E’ la misurazione e la gestione di questo indicatore qualitativo che ti fa fare il grande salto, che ti fa spostare il focus dal tuo PIL (prodotto interno lordo) personale al tuo BIL (benessere interno lordo) personale, cito lo studioso e amico Roberto Lorusso. E allora? Che aspetti? Fermati un attimo, non lo farà nessuno al posto tuo, fermati, prendi un pezzo di carta (un computer, un pezzo di muro, quello che vuoi) e scrivi chiaramente cosa, in questo esatto momento, ti avvilisce, ti rende frustrato, insoddisfatto. Troverai una, cinque, dieci cose che non ti fanno stare come vorresti. Prendile una ad una e vai a fondo. Per ognuna di esse inizia a scrivere il perché non va, perché non funziona, verranno fuori una o più cause ma non ti fermare, vai ancora più a fondo di queste cause, a questo punto potrebbero accadere due cose (a seconda del tipo di persona che sei e di altri fattori per i quali non basterebbe un articolo ad elencarli):
- la prima è che potresti subito imboccare la strada più facile, cadere nella seduzione di individuare in qualcuno o in qualcosa di esterno a te, la causa dei tuoi problemi, in questo caso sarai immediatamente capace di trovare la scusa giusta che ti “sganci” da ogni responsabilità (sottolineando a te stesso: “che non è una scusa, ma che è proprio così!”), insomma, saprai raccontartela per bene e convincerti che non “puoi farci nulla”. Tornerai al punto di prima ancora più frustrato (ed avrai ragione ad esserlo) perché hai deciso che la tua vita dipende da altri o da altro e che tu non hai le armi per poter cambiare le cose.

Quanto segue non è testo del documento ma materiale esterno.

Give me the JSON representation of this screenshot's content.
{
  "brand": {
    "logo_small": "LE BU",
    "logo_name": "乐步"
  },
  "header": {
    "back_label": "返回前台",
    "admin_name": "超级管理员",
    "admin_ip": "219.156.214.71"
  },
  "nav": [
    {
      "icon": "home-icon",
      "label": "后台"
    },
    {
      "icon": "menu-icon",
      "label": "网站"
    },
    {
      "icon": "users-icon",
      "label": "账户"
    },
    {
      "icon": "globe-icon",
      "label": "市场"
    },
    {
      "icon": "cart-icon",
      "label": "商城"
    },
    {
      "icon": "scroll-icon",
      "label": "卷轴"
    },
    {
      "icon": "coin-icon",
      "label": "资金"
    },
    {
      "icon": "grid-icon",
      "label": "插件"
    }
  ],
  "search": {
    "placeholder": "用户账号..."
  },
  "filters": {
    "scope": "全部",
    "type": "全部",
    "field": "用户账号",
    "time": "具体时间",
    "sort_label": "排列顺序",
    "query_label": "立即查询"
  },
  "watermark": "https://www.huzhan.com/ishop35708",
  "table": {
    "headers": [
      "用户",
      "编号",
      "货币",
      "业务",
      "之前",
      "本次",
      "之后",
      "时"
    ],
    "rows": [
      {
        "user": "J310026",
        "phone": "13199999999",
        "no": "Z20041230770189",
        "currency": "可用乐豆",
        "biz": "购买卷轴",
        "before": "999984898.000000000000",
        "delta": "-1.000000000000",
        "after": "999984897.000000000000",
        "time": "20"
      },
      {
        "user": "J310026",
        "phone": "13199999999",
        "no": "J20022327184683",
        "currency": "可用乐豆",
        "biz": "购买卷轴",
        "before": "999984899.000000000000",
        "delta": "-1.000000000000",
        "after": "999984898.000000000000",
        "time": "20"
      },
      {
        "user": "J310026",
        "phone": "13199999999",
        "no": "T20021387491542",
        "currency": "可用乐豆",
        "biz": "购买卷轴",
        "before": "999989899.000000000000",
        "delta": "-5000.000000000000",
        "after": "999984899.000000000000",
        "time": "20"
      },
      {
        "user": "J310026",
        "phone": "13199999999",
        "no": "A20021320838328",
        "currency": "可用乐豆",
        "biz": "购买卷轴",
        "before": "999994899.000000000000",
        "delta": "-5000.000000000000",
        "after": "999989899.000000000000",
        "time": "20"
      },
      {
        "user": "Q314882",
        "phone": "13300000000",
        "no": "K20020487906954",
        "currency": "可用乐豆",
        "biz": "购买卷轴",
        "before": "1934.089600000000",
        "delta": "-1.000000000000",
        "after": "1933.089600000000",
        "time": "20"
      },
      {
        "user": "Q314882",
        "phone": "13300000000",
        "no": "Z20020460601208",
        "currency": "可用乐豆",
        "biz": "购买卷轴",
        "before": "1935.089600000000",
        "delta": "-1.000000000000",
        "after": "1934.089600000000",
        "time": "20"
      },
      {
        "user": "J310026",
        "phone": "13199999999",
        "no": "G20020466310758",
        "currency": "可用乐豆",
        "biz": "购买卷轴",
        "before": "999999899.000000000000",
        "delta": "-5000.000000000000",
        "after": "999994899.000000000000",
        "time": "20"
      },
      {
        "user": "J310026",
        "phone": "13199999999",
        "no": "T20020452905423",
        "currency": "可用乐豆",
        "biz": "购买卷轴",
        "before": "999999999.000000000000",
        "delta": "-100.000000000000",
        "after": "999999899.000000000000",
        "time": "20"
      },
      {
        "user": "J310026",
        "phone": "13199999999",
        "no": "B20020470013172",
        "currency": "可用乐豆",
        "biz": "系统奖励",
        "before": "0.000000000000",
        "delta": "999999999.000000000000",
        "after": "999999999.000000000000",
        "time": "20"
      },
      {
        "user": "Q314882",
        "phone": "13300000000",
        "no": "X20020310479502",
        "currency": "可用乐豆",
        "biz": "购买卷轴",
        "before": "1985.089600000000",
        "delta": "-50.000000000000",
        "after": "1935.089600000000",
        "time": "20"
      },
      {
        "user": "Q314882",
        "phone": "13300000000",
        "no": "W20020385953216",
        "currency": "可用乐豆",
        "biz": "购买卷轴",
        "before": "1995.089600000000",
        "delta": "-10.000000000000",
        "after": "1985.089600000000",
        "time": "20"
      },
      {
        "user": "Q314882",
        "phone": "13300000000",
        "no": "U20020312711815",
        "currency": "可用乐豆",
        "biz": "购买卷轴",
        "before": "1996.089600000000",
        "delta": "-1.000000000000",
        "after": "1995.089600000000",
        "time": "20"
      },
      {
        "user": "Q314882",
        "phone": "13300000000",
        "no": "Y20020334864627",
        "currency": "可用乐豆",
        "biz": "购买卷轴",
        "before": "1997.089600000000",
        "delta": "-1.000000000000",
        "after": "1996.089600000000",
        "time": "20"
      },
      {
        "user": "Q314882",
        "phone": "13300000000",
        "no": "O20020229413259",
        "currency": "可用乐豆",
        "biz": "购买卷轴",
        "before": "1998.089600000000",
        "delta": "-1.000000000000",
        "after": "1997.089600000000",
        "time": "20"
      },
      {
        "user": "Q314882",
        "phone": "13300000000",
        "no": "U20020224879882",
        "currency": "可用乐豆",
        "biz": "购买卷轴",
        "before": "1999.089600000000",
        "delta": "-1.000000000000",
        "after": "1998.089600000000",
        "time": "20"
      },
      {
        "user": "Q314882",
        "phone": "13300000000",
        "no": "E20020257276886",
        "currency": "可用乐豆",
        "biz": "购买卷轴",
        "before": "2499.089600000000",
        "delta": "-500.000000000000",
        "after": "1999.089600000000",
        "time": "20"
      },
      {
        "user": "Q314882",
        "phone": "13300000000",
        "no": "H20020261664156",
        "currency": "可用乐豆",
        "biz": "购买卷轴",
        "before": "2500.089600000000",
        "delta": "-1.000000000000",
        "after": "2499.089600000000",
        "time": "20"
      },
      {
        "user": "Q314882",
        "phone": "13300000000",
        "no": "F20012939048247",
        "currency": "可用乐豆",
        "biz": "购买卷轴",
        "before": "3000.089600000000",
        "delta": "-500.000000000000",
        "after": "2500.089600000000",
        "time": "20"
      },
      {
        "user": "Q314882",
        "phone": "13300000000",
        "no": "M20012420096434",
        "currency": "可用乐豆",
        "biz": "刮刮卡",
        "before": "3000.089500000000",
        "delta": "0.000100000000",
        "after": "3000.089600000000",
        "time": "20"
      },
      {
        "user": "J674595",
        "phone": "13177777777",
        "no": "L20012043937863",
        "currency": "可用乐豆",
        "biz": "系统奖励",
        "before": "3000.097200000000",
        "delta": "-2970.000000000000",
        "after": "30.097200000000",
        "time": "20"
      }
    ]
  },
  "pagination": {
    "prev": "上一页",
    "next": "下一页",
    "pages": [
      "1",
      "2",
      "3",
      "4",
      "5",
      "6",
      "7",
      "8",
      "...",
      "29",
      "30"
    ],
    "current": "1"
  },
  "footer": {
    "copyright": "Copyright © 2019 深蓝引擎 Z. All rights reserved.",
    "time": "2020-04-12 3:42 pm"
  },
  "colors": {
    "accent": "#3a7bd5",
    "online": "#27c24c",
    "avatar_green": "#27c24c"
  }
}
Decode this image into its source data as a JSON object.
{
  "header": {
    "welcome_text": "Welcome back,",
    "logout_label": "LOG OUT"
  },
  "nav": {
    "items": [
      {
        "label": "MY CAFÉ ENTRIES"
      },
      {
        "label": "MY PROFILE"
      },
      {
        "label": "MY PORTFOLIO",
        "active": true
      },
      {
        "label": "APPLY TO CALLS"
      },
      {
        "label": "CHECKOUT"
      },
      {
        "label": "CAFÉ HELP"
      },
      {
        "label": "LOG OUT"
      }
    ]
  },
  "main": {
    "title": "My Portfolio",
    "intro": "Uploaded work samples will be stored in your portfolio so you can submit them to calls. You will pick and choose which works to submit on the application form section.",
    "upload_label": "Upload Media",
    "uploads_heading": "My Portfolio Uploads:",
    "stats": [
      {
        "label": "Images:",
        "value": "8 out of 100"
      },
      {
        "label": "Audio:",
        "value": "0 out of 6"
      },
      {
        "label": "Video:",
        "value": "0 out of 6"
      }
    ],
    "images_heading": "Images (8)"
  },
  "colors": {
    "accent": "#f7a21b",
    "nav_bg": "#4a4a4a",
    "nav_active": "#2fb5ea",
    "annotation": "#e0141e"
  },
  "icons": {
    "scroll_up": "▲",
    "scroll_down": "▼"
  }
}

- La seconda e che potresti trovare il coraggio di scendere ancora più a fondo e ancora di più, questo ti farà male e ad ogni passo avrai l’istinto di tornare indietro, di mandare al diavolo questa ricerca che stai facendo e di tornare nella tua (comoda) insoddisfazione (potrai così continuare a lamentarti e a dare colpe a destra e a sinistra) ma, se scaverai bene, troverai, in te, le origini, le matrici di quelle frustrazioni. Allora scoprirai la risposta e scoprirai che, quella risposta, ce l’hai sempre avuta, semplicemente non te la sei mai detta!
Allora si che potrai cambiarle quelle cose che non funzionano, che non sono come vorresti che fossero. Allora si che avrà anche senso chiedere un aiuto tecnico, ad un consulente, sulle strategie, sugli strumenti, sulle competenze aggiuntive che ti occorrono, ecc. In questo caso, quell’aiuto potrebbe esserti prezioso, perché si andrebbe a poggiare su una consapevolezza ben radicata e porterebbe dritto all’obbiettivo. Altrimenti non ci potrà essere aiuto che tenga, se le redini della tua azienda ma, ancor di più, della tua vita, sono poste all’esterno di te, sarà tutto vano.
Facile a dirsi… ma difficile a farsi! E’ chiaro che non è da tutti… come è chiaro che i vincenti non sono “tutti” (ancora una volta, puoi assegnare la differenza tra l’una e l’altra categoria alla fortuna, al caso, o analizzare le mosse e capirne le vere ragioni), ma tu puoi scegliere, è questo il bello (oppure, ancora un’altra volta, dirti che non serve a niente e lasciare tutto com’è… ma ricordati: anche questa è una tua precisa scelta, quindi, una tua precisa responsabilità).